“I thought he was an impressive writer because he attacked things I wanted attacked.”
Many people
read this way. They read not simply for content but for content that
substantiates what they think they already know -- that is, their opinions. We might think
of this as rubber-stamp reading, a form of self-imposed censorship. Don’t waste time with thoughts and conclusions unlike your own. Much contemporary poetry
is written and read in this spirit: 1. I don’t like climate change. 2. The poet
in his poem doesn’t like climate change. 3. Therefore I like the poem. QED.
Aesthetics be damned. Style is irrelevant. “Meaning” is all. Such is the
corruption of literature
Paul Fussell
is writing in “H.L. Mencken: Writer,” published in the Fall 1997 issue of Menckeniana, the journal of the Mencken
Society. Fussell begins as a nineteen-year-old at Pomona College in 1943, waiting
to be called into the infantry as a member of the Enlisted Reserve Corps of the
Army. He was soon commissioned as a second lieutenant with the 103rd
Infantry Division, wounded in Alsace and awarded the Bronze Star and Purple
Heart. While still in college, he already knew that Mencken was battling with the bosses at
the Sunpapers in Baltimore:
“Mencken,
true to the tradition of a free press, regarded patriotism not as universal
celebration but as the use of the intellect to serve the long-term health of
the country. To Mencken, the function of the press even in wartime was not that
of a mouthpiece of the federal government.
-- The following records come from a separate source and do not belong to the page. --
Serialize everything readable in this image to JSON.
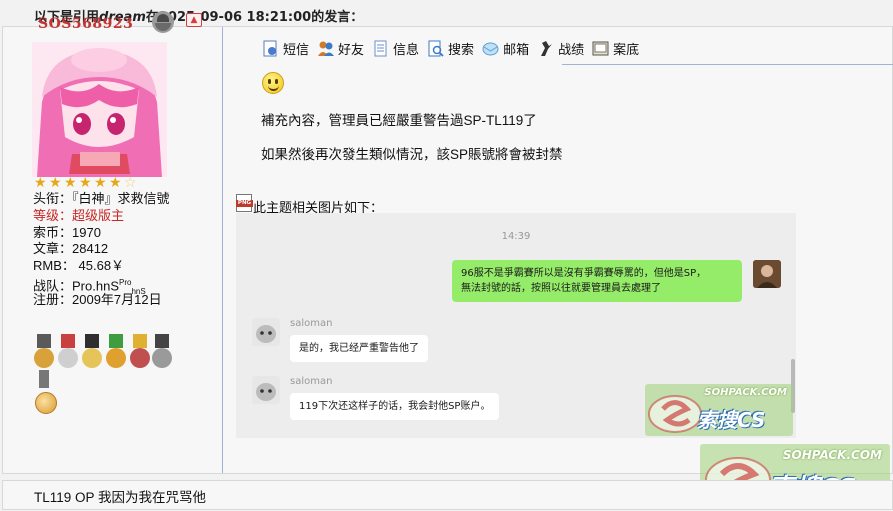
{
  "quote": {
    "prefix": "以下是引用",
    "author": "dream",
    "suffix": "在2025-09-06 18:21:00的发言："
  },
  "user": {
    "name": "SOS568923",
    "stars": 6.5,
    "title_label": "头衔：",
    "title_value": "『白神』求救信號",
    "level_label": "等级：",
    "level_value": "超级版主",
    "coins_label": "索币：",
    "coins_value": "1970",
    "posts_label": "文章：",
    "posts_value": "28412",
    "rmb_label": "RMB：",
    "rmb_value": "45.68￥",
    "team_label": "战队：",
    "team_value": "Pro.hnS",
    "team_sup": "Pro",
    "team_tail": "hnS",
    "reg_label": "注册：",
    "reg_value": "2009年7月12日"
  },
  "toolbar": {
    "items": [
      {
        "label": "短信",
        "icon": "message-icon",
        "color": "#4a7bd0"
      },
      {
        "label": "好友",
        "icon": "friends-icon",
        "color": "#d07a2a"
      },
      {
        "label": "信息",
        "icon": "info-icon",
        "color": "#6b8fc4"
      },
      {
        "label": "搜索",
        "icon": "search-icon",
        "color": "#3a7ac8"
      },
      {
        "label": "邮箱",
        "icon": "mail-icon",
        "color": "#5aa0d8"
      },
      {
        "label": "战绩",
        "icon": "record-icon",
        "color": "#333333"
      },
      {
        "label": "案底",
        "icon": "case-icon",
        "color": "#555555"
      }
    ]
  },
  "post": {
    "line1": "補充內容，管理員已經嚴重警告過SP-TL119了",
    "line2": "如果然後再次發生類似情況，該SP賬號將會被封禁",
    "attachment_label": "此主题相关图片如下："
  },
  "chat": {
    "time": "14:39",
    "outgoing_line1": "96服不是爭霸賽所以是沒有爭霸賽辱罵的，但他是SP，",
    "outgoing_line2": "無法封號的話，按照以往就要管理員去處理了",
    "sender1": "saloman",
    "reply1": "是的，我已经严重警告他了",
    "sender2": "saloman",
    "reply2": "119下次还这样子的话，我会封他SP账户。"
  },
  "watermark": {
    "site": "SOHPACK.COM",
    "brand": "索搜CS"
  },
  "bottom": {
    "text": "TL119 OP 我因为我在咒骂他"
  }
}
The job of the press is criticism.”
Fussell
credits Mencken’s series of “elegantly subversive” Prejudices volumes with making him a genuine reader and eventually
a writer. He reveled in Mencken’s “refreshing battle against complacent
inhumanity and the morons” – like any know-it-all aspiring young literary man. Fussell grew
up – in war, in literature and scholarship. He eventually concluded that not
only did he find Mencken’s opinions attractive, but grew to appreciate the
style of his prose:
“As I have said, it was courageous ideas not often uttered that first attracted me to Mencken's works. His style was of course working on me to recommend these ideas, but it was much later that I was drawn to observe closely the uniqueness and the power of that style. Put together, the matter and the manner entwined inseparately with each other, and you have sheer magic, abuse raised to the status of the highest art, satire entering the precincts of beauty. As time went on and I seemed to need less and less the stimulus of Mencken's impudent generalizations, his style began to occupy my attention.”
In other
words, Fussell was growing up—as a reader and a man. He spends much of the rest
of his essay going over Mencken’s prose – diction, word choice, sheer
audacity. His language has energy and is seldom inert on the page, though aping Mencken’s style is a bad idea. He’s best enjoyed, not copied, and is probably best encountered when young. Few writers are so invigorating or so readily imitated. Fussell writes:
“As I have
tried to indicate, his devices of style are deployed largely for their own funny
sake. They are indexes of levity.”
If I could raise one man from the dead, it would be Mencken. We have such need of a man who said that the only way a reporter should look at a politician is down.